[Stephen Clark] Fuel supply is a bottleneck for Starship—here’s how SpaceX will get around it
arstechnica.com/space/2025/09/spacex-moves-clos…
It takes more than 200 tanker trucks traveling from distant refineries to deliver all of the methane, liquid oxygen, and liquid nitrogen for a Starship launch. SpaceX officials recognize this is not an efficient means of conveying these commodities to the launch pad. It takes time, emits pollution, and clogs roadways. The sole two-lane highway leading to Starbase from nearby Brownsville, Texas, is riddled with potholes and cracks in the pavement from overuse by heavy trucks.
SpaceX's solution to some of these problems is to build its own plants to generate cryogenic fluids. The company recently received approval from local authorities to build an air separation plant across the highway just north of the Starbase launch pads. Construction of the plant began this summer. Once operational, this facility will take in air, condense it, and separate it into oxygen and nitrogen. The resulting liquid oxygen and liquid nitrogen will flow about 1,000 feet through a pipeline into ground storage tanks at the launch site.
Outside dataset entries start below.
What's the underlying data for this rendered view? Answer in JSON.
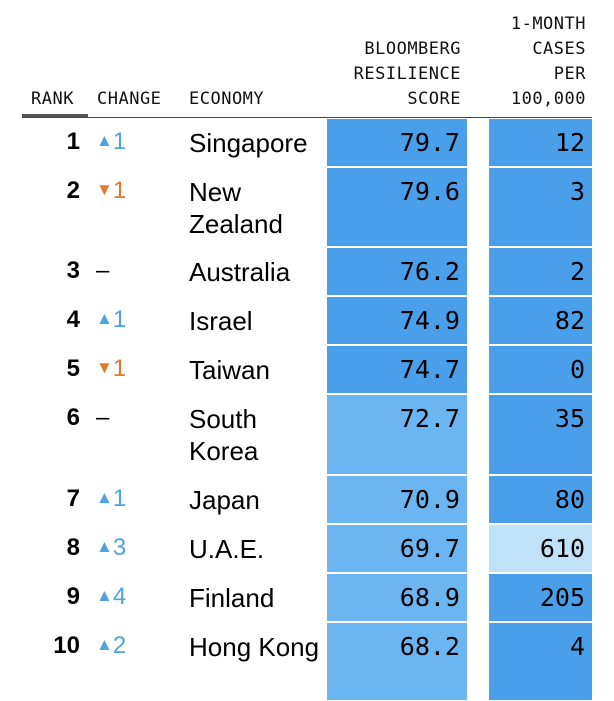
{
  "headers": {
    "rank": "RANK",
    "change": "CHANGE",
    "economy": "ECONOMY",
    "score": [
      "BLOOMBERG",
      "RESILIENCE",
      "SCORE"
    ],
    "cases": [
      "1-MONTH",
      "CASES",
      "PER",
      "100,000"
    ]
  },
  "colors": {
    "score_dark": "#4a9fea",
    "score_light": "#6bb6f0",
    "cases_dark": "#4a9fea",
    "cases_light": "#bfe2f8",
    "up": "#4ea3e0",
    "down": "#e07a2f"
  },
  "chart_data": {
    "type": "table",
    "columns": [
      "RANK",
      "CHANGE",
      "ECONOMY",
      "BLOOMBERG RESILIENCE SCORE",
      "1-MONTH CASES PER 100,000"
    ],
    "rows": [
      {
        "rank": "1",
        "change_dir": "up",
        "change": "1",
        "economy": "Singapore",
        "score": "79.7",
        "cases": "12"
      },
      {
        "rank": "2",
        "change_dir": "down",
        "change": "1",
        "economy": "New Zealand",
        "score": "79.6",
        "cases": "3"
      },
      {
        "rank": "3",
        "change_dir": "none",
        "change": "–",
        "economy": "Australia",
        "score": "76.2",
        "cases": "2"
      },
      {
        "rank": "4",
        "change_dir": "up",
        "change": "1",
        "economy": "Israel",
        "score": "74.9",
        "cases": "82"
      },
      {
        "rank": "5",
        "change_dir": "down",
        "change": "1",
        "economy": "Taiwan",
        "score": "74.7",
        "cases": "0"
      },
      {
        "rank": "6",
        "change_dir": "none",
        "change": "–",
        "economy": "South Korea",
        "score": "72.7",
        "cases": "35"
      },
      {
        "rank": "7",
        "change_dir": "up",
        "change": "1",
        "economy": "Japan",
        "score": "70.9",
        "cases": "80"
      },
      {
        "rank": "8",
        "change_dir": "up",
        "change": "3",
        "economy": "U.A.E.",
        "score": "69.7",
        "cases": "610"
      },
      {
        "rank": "9",
        "change_dir": "up",
        "change": "4",
        "economy": "Finland",
        "score": "68.9",
        "cases": "205"
      },
      {
        "rank": "10",
        "change_dir": "up",
        "change": "2",
        "economy": "Hong Kong",
        "score": "68.2",
        "cases": "4"
      }
    ]
  }
}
But the air separation plant will only partially solve the propellant bottleneck. SpaceX still needs methane to fuel the 39 (eventually 42) Raptor engines that power the rocket's Super Heavy booster and Starship upper stage. The answer to this problem is a pair of methane liquefaction facilities to convert natural gas—initially delivered by truck or a future pipeline—into pure liquid methane, and eventually, a methane generation plant co-located with Starbase's dual launch pads.